Abstract: Particle sequestration at the interface of immiscible fluids has been known for more than a century and exploited in the formulation of solid-stabilized (Pickering) emulsions for drug delivery, oil recovery, food and personal care products, to name a few.  More recently, new classes of multiphase mixtures have emerged that exploit interfacial colloid jamming, bridging, ordering and aggregation for the self-assembly of complex higher-order structures from colloidal building blocks, such as bicontinuous interfacially jammed emulsion gels (bijels), and bridged emulsion gels. These multiphase mixtures enjoy a  number of unique morphological characteristics at the nano- to micrometer scales that result in superior transport and mechanical properties, and their formation by self-assembly allows rapid synthesis of bulk materials with macroscopic dimensions that enjoy such properties.
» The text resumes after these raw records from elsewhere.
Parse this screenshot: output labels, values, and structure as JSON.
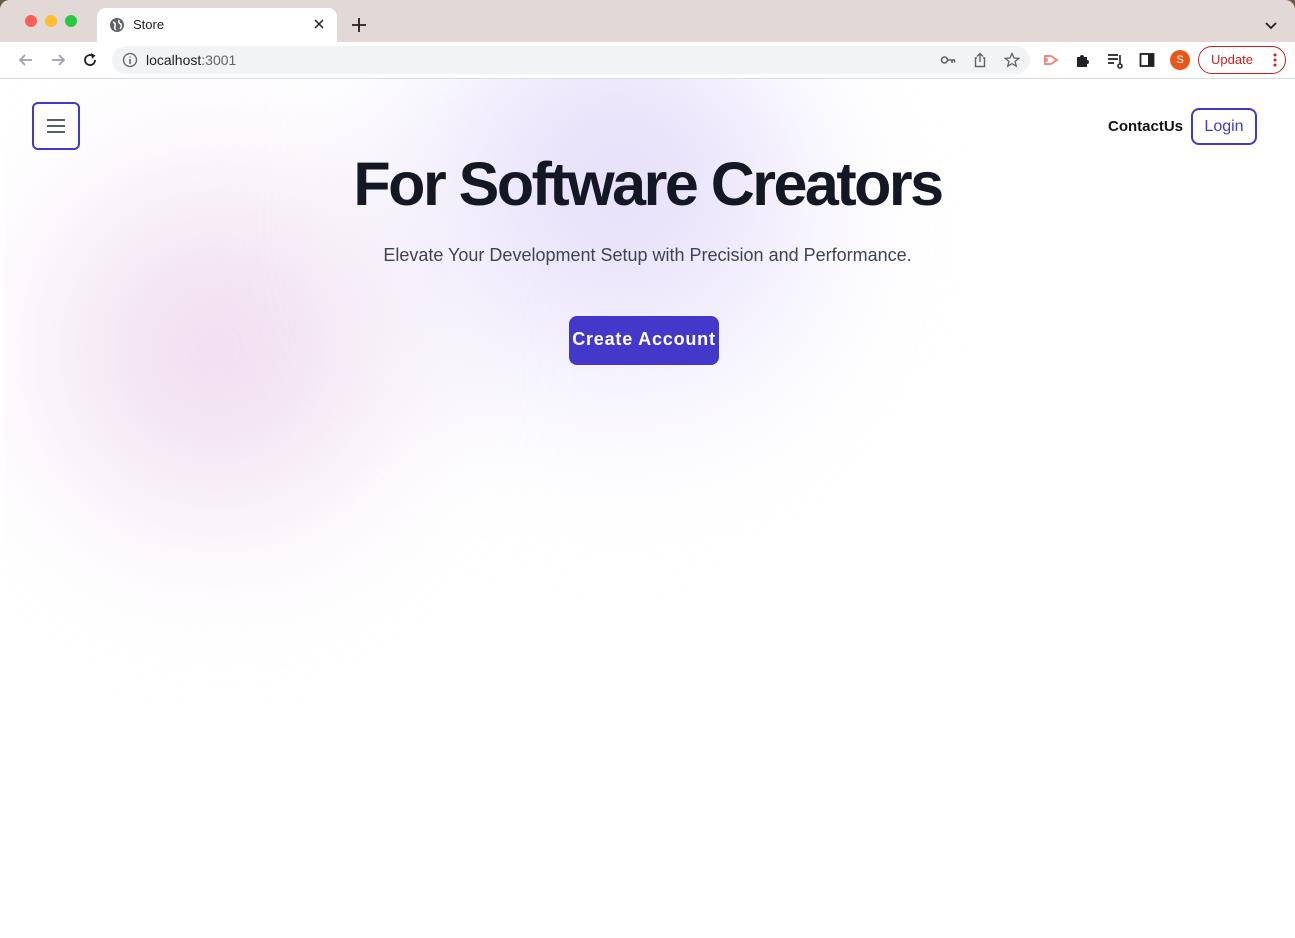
{
  "browser": {
    "tab": {
      "title": "Store"
    },
    "address": {
      "host": "localhost",
      "port": ":3001"
    },
    "update_label": "Update",
    "avatar_letter": "S"
  },
  "page": {
    "nav": {
      "contact_label": "ContactUs",
      "login_label": "Login"
    },
    "hero": {
      "title": "For Software Creators",
      "subtitle": "Elevate Your Development Setup with Precision and Performance.",
      "cta_label": "Create Account"
    }
  },
  "colors": {
    "accent": "#4338ca",
    "title": "#141824",
    "update_red": "#c5221f"
  }
}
In this talk, I will review the fundamentals and recent developments in colloidal self-assembly at fluid interfaces, present a novel materials synthesis route that we have pioneered based on these concepts, and discuss the applications of our technology in electrochemical energy conversion and storage, sensing, catalysis and tissue engineering. Finally, I will discuss our ongoing efforts to better understand the link between the microstructure, rheology, and processability of this new class of soft materials.

Bio: Ali Mohraz received his BSc, ME, and PhD in chemical engineering from Azad University, The City College of New York and the University of Michigan, respectively, and his postdoctoral training at the Frederick Seitz Materials Research Laboratory at the University of Illinois in Urbana-Champaign. He is currently an associate professor of chemical engineering and materials science at the University of California, Irvine.  His primary research interests are in colloid science and complex fluids engineering, including colloidal assembly at fluid interfaces and nonlinear rheology of soft materials.